The herbal extract, Iberogast®, improves jejunal integrity in rats with 5-Fluorouracil (5-FU)-induced mucositis

There is an acute need for the development of effective therapies for mucositis, a debilitating side effect of cancer chemotherapy. Iberogast (R) is a herbal extract reported to possess anti-inflammatory properties. We investigated Iberogast (R) for its potential to reduce the severity of 5-Fluorouracil (FU)-induced mucositis in rats. Rats were allocated to three treatment groups (n = 8) and gavaged daily with a 10% solution of Iberogast (R) or water from day 0 to day 8. Rats were injected intraperitoneally with 5-FU (150 mg/kg) or saline on day 6, and killed after 72 h. In vivo and in vitro sucrase activity was assessed by C-13-sucrose breath test (SBT) and sucrase assay respectively. Intestinal disease severity was determined by histological assessment of villus height and crypt depth.
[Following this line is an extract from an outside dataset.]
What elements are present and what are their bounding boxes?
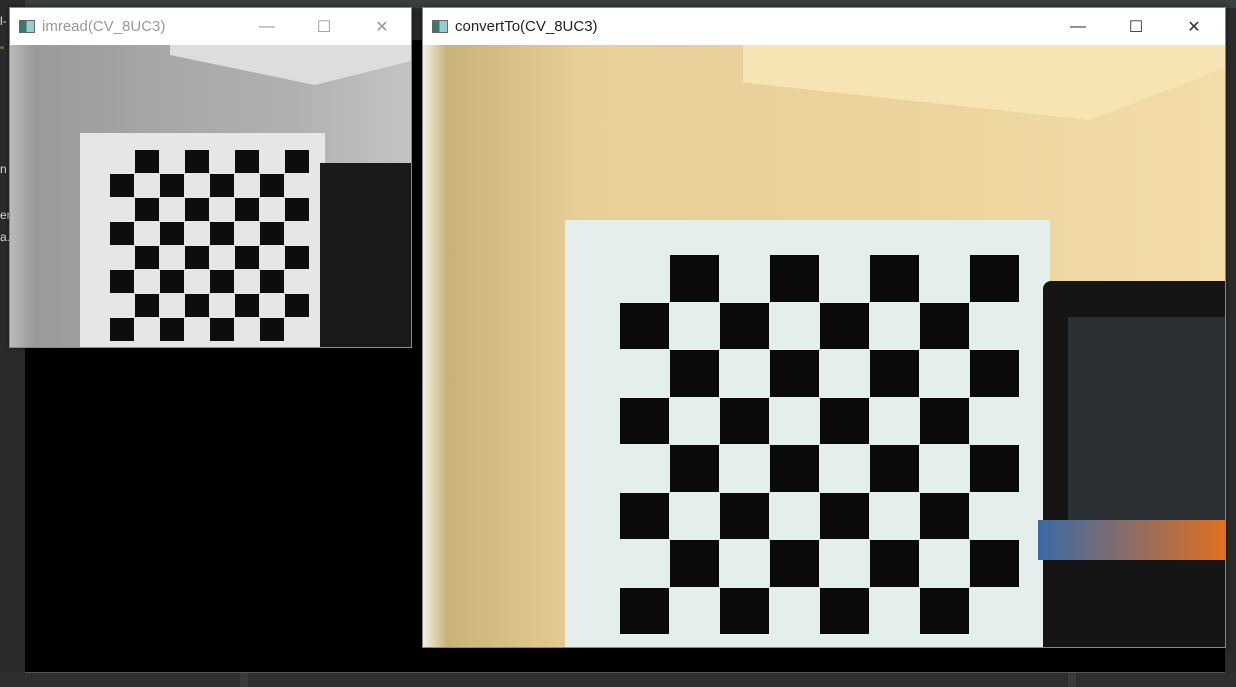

Significant increases in villus height (277 +/- 9 mu m) and crypt depth (67 +/- 3 mu m) were observed in 5-FU + Iberogast (R)-treated rats compared with 5-FU + Water (224 +/- 13 mu m and 48 +/- 2 mu m respectively; p < 0.05). Sucrase activity was significantly reduced in all 5-FU groups compared to control. Significant reductions in SBT and sucrase activity were observed in all 5-FU groups compared with Saline + Water controls (p < 0.05). We conclude that although Iberogast (R) partially improved the histopathological features of 5-FU induced mucositis, it conferred no significant protection as indicated by the assessed endpoints.